Cette « instrumentalisation climatique » dénie profondément les réalités sociales, elle est une occultation des rapports de force fruit d’une certaine historicité, comme le dénote également la perspective d’accord au Sommet de Copenhague qui faisait fi des réalités historiques qui ont conduit à l’état actuel du monde et des rapports de domination qui persistent. L’atteinte d’un accord reposait sur l’espoir que l’Occident reconnaisse sa responsabilité historique, ce qui relève du domaine de l’impossible dans l’état actuel des choses.

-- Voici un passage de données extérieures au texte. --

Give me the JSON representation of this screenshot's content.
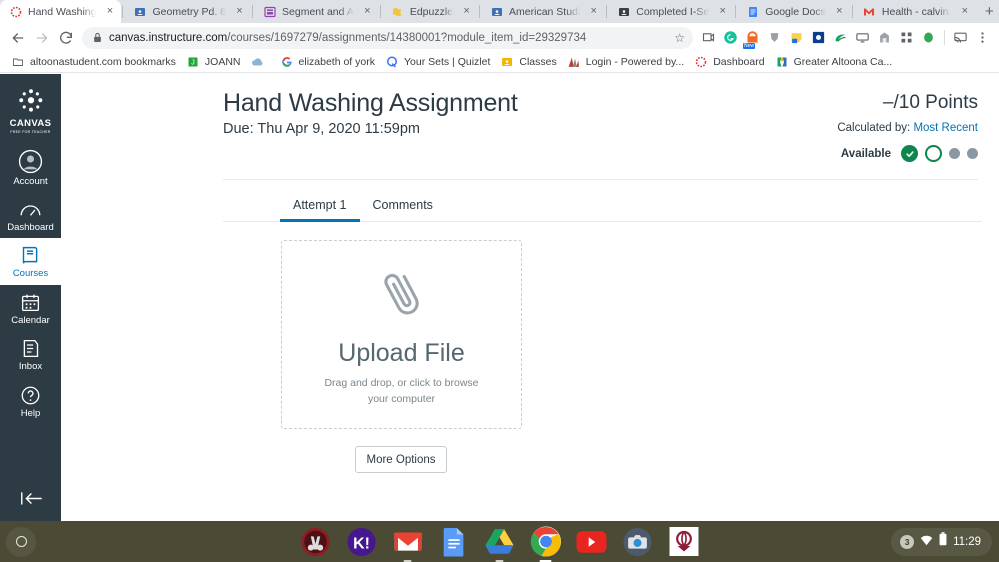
{
  "browser": {
    "tabs": [
      {
        "title": "Hand Washing",
        "icon": "canvas-icon",
        "active": true
      },
      {
        "title": "Geometry Pd. 6",
        "icon": "classroom-icon",
        "active": false
      },
      {
        "title": "Segment and A",
        "icon": "slides-icon",
        "active": false
      },
      {
        "title": "Edpuzzle",
        "icon": "edpuzzle-icon",
        "active": false
      },
      {
        "title": "American Studi",
        "icon": "classroom-icon",
        "active": false
      },
      {
        "title": "Completed I-Se",
        "icon": "classroom-icon",
        "active": false
      },
      {
        "title": "Google Docs",
        "icon": "docs-icon",
        "active": false
      },
      {
        "title": "Health - calvin.",
        "icon": "gmail-icon",
        "active": false
      }
    ],
    "new_tab_label": "+",
    "close_label": "×",
    "window_controls": {
      "minimize": "–",
      "maximize": "❐",
      "close": "✕"
    },
    "nav": {
      "back": "←",
      "forward": "→",
      "reload": "↻"
    },
    "url": {
      "host": "canvas.instructure.com",
      "path": "/courses/1697279/assignments/14380001?module_item_id=29329734",
      "lock": "lock-icon",
      "star": "☆"
    },
    "extensions": [
      "screencast-icon",
      "grammarly-icon",
      "honey-icon",
      "pocket-icon",
      "sticky-note-icon",
      "blue-square-icon",
      "green-swirl-icon",
      "tv-icon",
      "gray-building-icon",
      "grid-icon",
      "green-drop-icon"
    ],
    "menu_icon": "kebab-menu-icon",
    "cast_icon": "cast-icon",
    "bookmarks": [
      {
        "label": "altoonastudent.com bookmarks",
        "icon": "folder-icon"
      },
      {
        "label": "JOANN",
        "icon": "joann-icon"
      },
      {
        "label": "",
        "icon": "cloud-icon"
      },
      {
        "label": "elizabeth of york",
        "icon": "google-icon"
      },
      {
        "label": "Your Sets | Quizlet",
        "icon": "quizlet-icon"
      },
      {
        "label": "Classes",
        "icon": "classroom-icon"
      },
      {
        "label": "Login - Powered by...",
        "icon": "login-icon"
      },
      {
        "label": "Dashboard",
        "icon": "canvas-icon"
      },
      {
        "label": "Greater Altoona Ca...",
        "icon": "altoona-icon"
      }
    ]
  },
  "sidebar": {
    "logo_text": "CANVAS",
    "logo_sub": "FREE FOR TEACHER",
    "items": [
      {
        "label": "Account",
        "icon": "account-avatar-icon",
        "active": false
      },
      {
        "label": "Dashboard",
        "icon": "dashboard-icon",
        "active": false
      },
      {
        "label": "Courses",
        "icon": "courses-icon",
        "active": true
      },
      {
        "label": "Calendar",
        "icon": "calendar-icon",
        "active": false
      },
      {
        "label": "Inbox",
        "icon": "inbox-icon",
        "active": false
      },
      {
        "label": "Help",
        "icon": "help-icon",
        "active": false
      }
    ],
    "collapse_icon": "collapse-arrow-icon"
  },
  "assignment": {
    "title": "Hand Washing Assignment",
    "due": "Due: Thu Apr 9, 2020 11:59pm",
    "points": "–/10 Points",
    "calculated_prefix": "Calculated by: ",
    "calculated_value": "Most Recent",
    "available_label": "Available",
    "status_pills": [
      "complete",
      "current",
      "dot",
      "dot"
    ],
    "tabs": [
      {
        "label": "Attempt 1",
        "active": true
      },
      {
        "label": "Comments",
        "active": false
      }
    ],
    "upload": {
      "icon": "paperclip-icon",
      "title": "Upload File",
      "subtitle": "Drag and drop, or click to browse your computer"
    },
    "more_options_label": "More Options"
  },
  "shelf": {
    "launcher_icon": "launcher-circle-icon",
    "apps": [
      {
        "name": "music-app-icon",
        "running": false
      },
      {
        "name": "kahoot-icon",
        "running": false
      },
      {
        "name": "gmail-icon",
        "running": true
      },
      {
        "name": "google-docs-icon",
        "running": false
      },
      {
        "name": "google-drive-icon",
        "running": true
      },
      {
        "name": "chrome-icon",
        "running": true
      },
      {
        "name": "youtube-icon",
        "running": false
      },
      {
        "name": "camera-icon",
        "running": false
      },
      {
        "name": "school-app-icon",
        "running": false
      }
    ],
    "tray": {
      "notification_count": "3",
      "wifi_icon": "wifi-icon",
      "battery_icon": "battery-icon",
      "time": "11:29"
    }
  },
  "colors": {
    "canvas_nav": "#2d3b45",
    "accent_blue": "#0374b5",
    "status_green": "#0b874b",
    "shelf": "#4a4a35"
  }
}
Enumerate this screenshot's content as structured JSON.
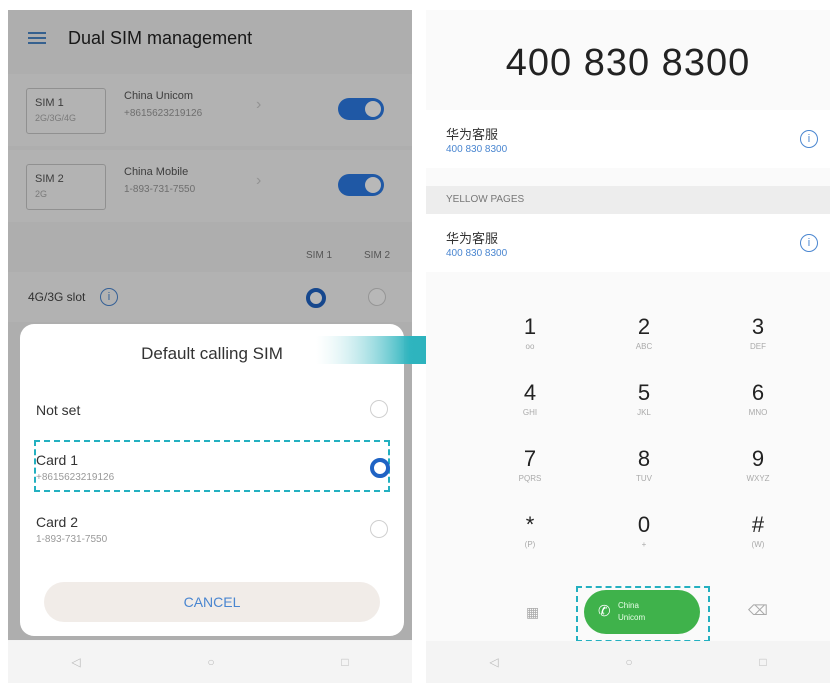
{
  "left": {
    "title": "Dual SIM management",
    "sims": [
      {
        "slot": "SIM 1",
        "type": "2G/3G/4G",
        "carrier": "China Unicom",
        "number": "+8615623219126",
        "enabled": true
      },
      {
        "slot": "SIM 2",
        "type": "2G",
        "carrier": "China Mobile",
        "number": "1-893-731-7550",
        "enabled": true
      }
    ],
    "slot_headers": [
      "SIM 1",
      "SIM 2"
    ],
    "slot_label": "4G/3G slot",
    "dialog": {
      "title": "Default calling SIM",
      "options": [
        {
          "label": "Not set",
          "sub": "",
          "selected": false
        },
        {
          "label": "Card 1",
          "sub": "+8615623219126",
          "selected": true
        },
        {
          "label": "Card 2",
          "sub": "1-893-731-7550",
          "selected": false
        }
      ],
      "cancel": "CANCEL"
    }
  },
  "right": {
    "number": "400 830 8300",
    "contacts": [
      {
        "name": "华为客服",
        "number": "400 830 8300"
      },
      {
        "name": "华为客服",
        "number": "400 830 8300"
      }
    ],
    "section": "YELLOW PAGES",
    "keys": [
      {
        "digit": "1",
        "letters": "oo"
      },
      {
        "digit": "2",
        "letters": "ABC"
      },
      {
        "digit": "3",
        "letters": "DEF"
      },
      {
        "digit": "4",
        "letters": "GHI"
      },
      {
        "digit": "5",
        "letters": "JKL"
      },
      {
        "digit": "6",
        "letters": "MNO"
      },
      {
        "digit": "7",
        "letters": "PQRS"
      },
      {
        "digit": "8",
        "letters": "TUV"
      },
      {
        "digit": "9",
        "letters": "WXYZ"
      },
      {
        "digit": "*",
        "letters": "(P)"
      },
      {
        "digit": "0",
        "letters": "+"
      },
      {
        "digit": "#",
        "letters": "(W)"
      }
    ],
    "call_label_1": "China",
    "call_label_2": "Unicom"
  },
  "colors": {
    "accent": "#2c7be5",
    "highlight": "#23b0c0",
    "call": "#3fb24b"
  }
}
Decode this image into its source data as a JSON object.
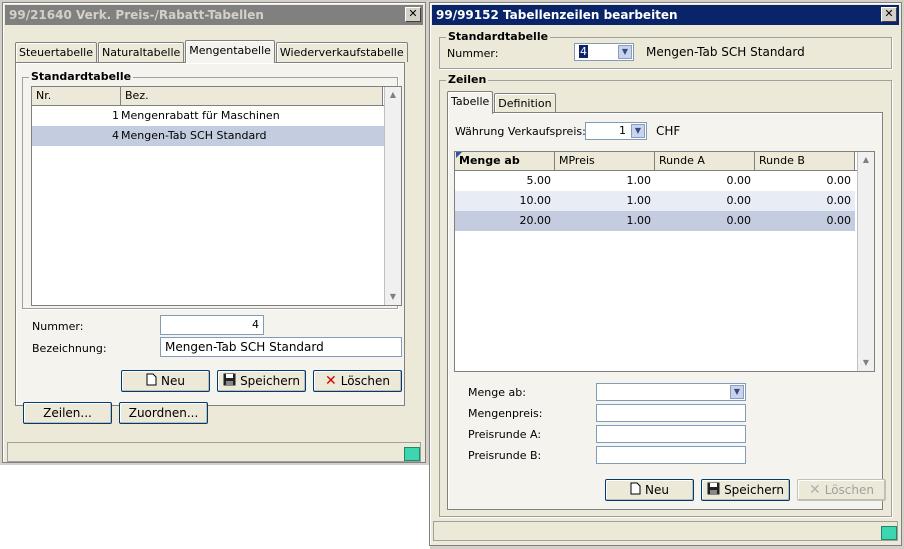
{
  "left_window": {
    "title": "99/21640 Verk. Preis-/Rabatt-Tabellen",
    "tabs": [
      "Steuertabelle",
      "Naturaltabelle",
      "Mengentabelle",
      "Wiederverkaufstabelle"
    ],
    "active_tab": "Mengentabelle",
    "group_title": "Standardtabelle",
    "columns": [
      "Nr.",
      "Bez."
    ],
    "rows": [
      {
        "nr": "1",
        "bez": "Mengenrabatt für Maschinen"
      },
      {
        "nr": "4",
        "bez": "Mengen-Tab SCH Standard"
      }
    ],
    "nummer_label": "Nummer:",
    "nummer_value": "4",
    "bezeichnung_label": "Bezeichnung:",
    "bezeichnung_value": "Mengen-Tab SCH Standard",
    "btn_neu": "Neu",
    "btn_speichern": "Speichern",
    "btn_loeschen": "Löschen",
    "btn_zeilen": "Zeilen...",
    "btn_zuordnen": "Zuordnen..."
  },
  "right_window": {
    "title": "99/99152 Tabellenzeilen bearbeiten",
    "group_standard": "Standardtabelle",
    "nummer_label": "Nummer:",
    "nummer_value": "4",
    "nummer_desc": "Mengen-Tab SCH Standard",
    "group_zeilen": "Zeilen",
    "tabs": [
      "Tabelle",
      "Definition"
    ],
    "active_tab": "Tabelle",
    "waehrung_label": "Währung Verkaufspreis:",
    "waehrung_value": "1",
    "waehrung_code": "CHF",
    "columns": [
      "Menge ab",
      "MPreis",
      "Runde A",
      "Runde B"
    ],
    "rows": [
      [
        "5.00",
        "1.00",
        "0.00",
        "0.00"
      ],
      [
        "10.00",
        "1.00",
        "0.00",
        "0.00"
      ],
      [
        "20.00",
        "1.00",
        "0.00",
        "0.00"
      ]
    ],
    "menge_ab_label": "Menge ab:",
    "mengenpreis_label": "Mengenpreis:",
    "preisrunde_a_label": "Preisrunde A:",
    "preisrunde_b_label": "Preisrunde B:",
    "btn_neu": "Neu",
    "btn_speichern": "Speichern",
    "btn_loeschen": "Löschen"
  },
  "colors": {
    "title_active": "#0a246a",
    "title_inactive": "#808080",
    "selected_row": "#c4cde0",
    "grip": "#3ed6b0"
  }
}
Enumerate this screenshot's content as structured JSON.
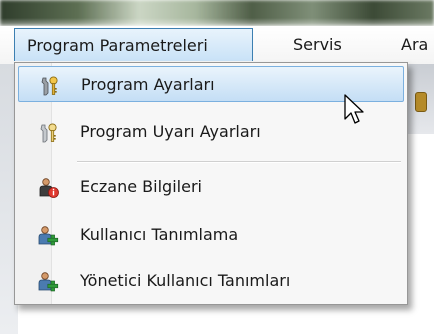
{
  "menubar": {
    "items": [
      {
        "label": "Program Parametreleri"
      },
      {
        "label": "Servis"
      },
      {
        "label": "Ara"
      }
    ]
  },
  "dropdown": {
    "items": [
      {
        "label": "Program Ayarları",
        "icon": "tools-icon",
        "highlighted": true
      },
      {
        "label": "Program Uyarı Ayarları",
        "icon": "tools-icon"
      },
      {
        "label": "Eczane Bilgileri",
        "icon": "user-info-icon"
      },
      {
        "label": "Kullanıcı Tanımlama",
        "icon": "user-add-icon"
      },
      {
        "label": "Yönetici Kullanıcı Tanımları",
        "icon": "user-add-icon"
      }
    ]
  },
  "colors": {
    "highlight": "#c4def5",
    "highlight_border": "#7bb0df",
    "menubar_active_border": "#3c7fb1"
  }
}
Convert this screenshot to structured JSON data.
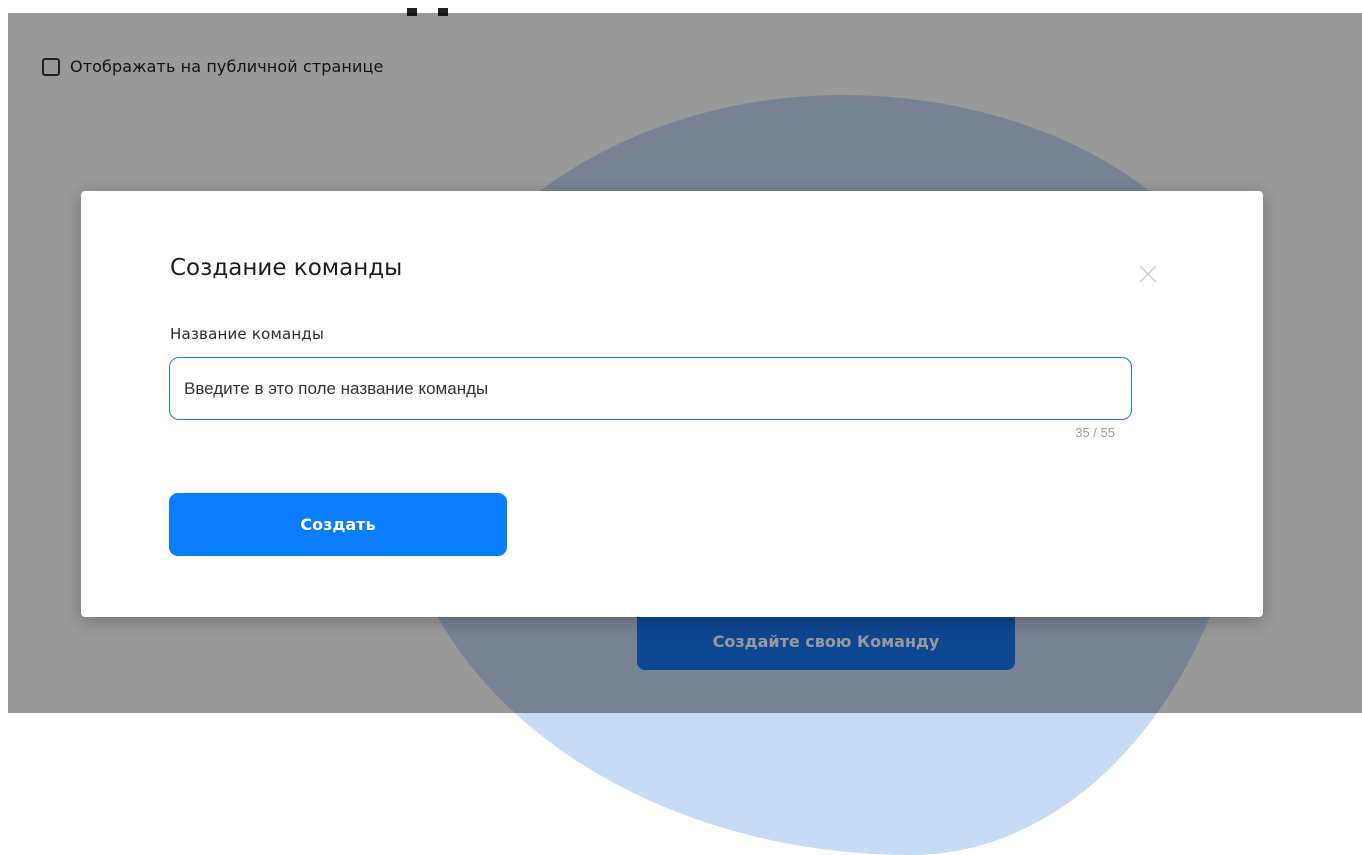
{
  "background": {
    "checkbox_label": "Отображать на публичной странице",
    "create_team_button": "Создайте свою Команду"
  },
  "modal": {
    "title": "Создание команды",
    "field_label": "Название команды",
    "input_value": "Введите в это поле название команды",
    "char_counter": "35 / 55",
    "submit_label": "Создать",
    "close_icon": "close-icon"
  },
  "colors": {
    "primary": "#0a7cff",
    "input_border": "#1a7cf0",
    "overlay": "rgba(0,0,0,0.40)",
    "blob": "#c6dbf5"
  }
}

Lorsqu’on lie écologique et social

Si l’on devait identifier les personnages auxquels profitent la misère et la destruction de l’environnement, nous aurions invariablement la même réponse : les plus nantis parmi les 20% qui consomment 80% de ce que la planète offre, à la recherche de la maximalisation des profits, débridée par un arsenal de mesures gouvernementales. Lier les deux dans un même combat revient donc à remettre en cause les richesses et la logique du profit. C’est donc à la fois s’attaquer à une plus juste répartition de la production, mais également à la logique du « toujours plus » qui parcoure indifféremment les différentes classes sociales. Déconstruction qui amène inévitablement  avec elle la remise en question du développement, car la notion occidentale même de progrès – qu’il soit agricole ou autre – contiendrait en elle-même cette dimension destructrice : « dans l’agriculture moderne, de même que dans l’industrie des villes, l’accroissement de la productivité et le rendement supérieur du travail s’achètent au prix de la destruction et du tarissement de la force de travail. En outre, chaque progrès de l’agriculture capitaliste est un progrès non seulement dans l’art d’exploiter le travailleur, mais encore dans l’art de dépouiller le sol ; chaque progrès dans l’art d’accroître sa fertilité pour un temps, un progrès dans la ruine de ses sources durables de fertilité. Plus un pays, les Etats-Unis du Nord de l’Amérique par exemple, se développe sur la base de la grande industrie, plus ce procès de destruction s’accomplit rapidement. La production capitaliste ne développe donc la technique et la combinaison du processus de production sociale qu’en épuisant en même temps les deux sources d’où jaillit toute richesse : la terre et le travailleur ((Citation de Marx dans le Capital, dans Gorz, Ibid., pp. 138-139, souligné par l’auteur)) ».

On pourrait croire toutefois que la minorité accaparante nourrisse de par sa simple et ostensible présence une révolution latente chez les moins nantis. Ce serait oublier l’uniformité du désir qui traverse les différentes classes ; dans sa course au profit, le riche veut être encore plus riche, et l’indigent ne plus l’être, reconnaissant chez ce dernier le même soubassement subjectif que chez le premier : « dans la plupart des sociétés stratifiées, on idéalise les positions supérieures et on aspire à passer des positions inférieures aux positions supérieures ((Goffman, E., La mise en scène de la vie quotidienne : la présentation de soi, les éditions de Minuit, Paris, 1973, p. 41)) ». Dans ce contexte, « une complicité structurelle lie le travailleur et le capital : pour l’un et pour l’autre, le but déterminant est de « gagner de l’argent », le plus d’argent possible ((Gorz, A., Ecologica, op. cit., p.115)) ». Et cet Homo-oeconomicus se voit confirmer dans son rôle par un processus de comparaison avec un Autre (du Sud, tiers monde, sous-développé…) en regard duquel, quel que soit sa position, il est au fond toujours privilégié.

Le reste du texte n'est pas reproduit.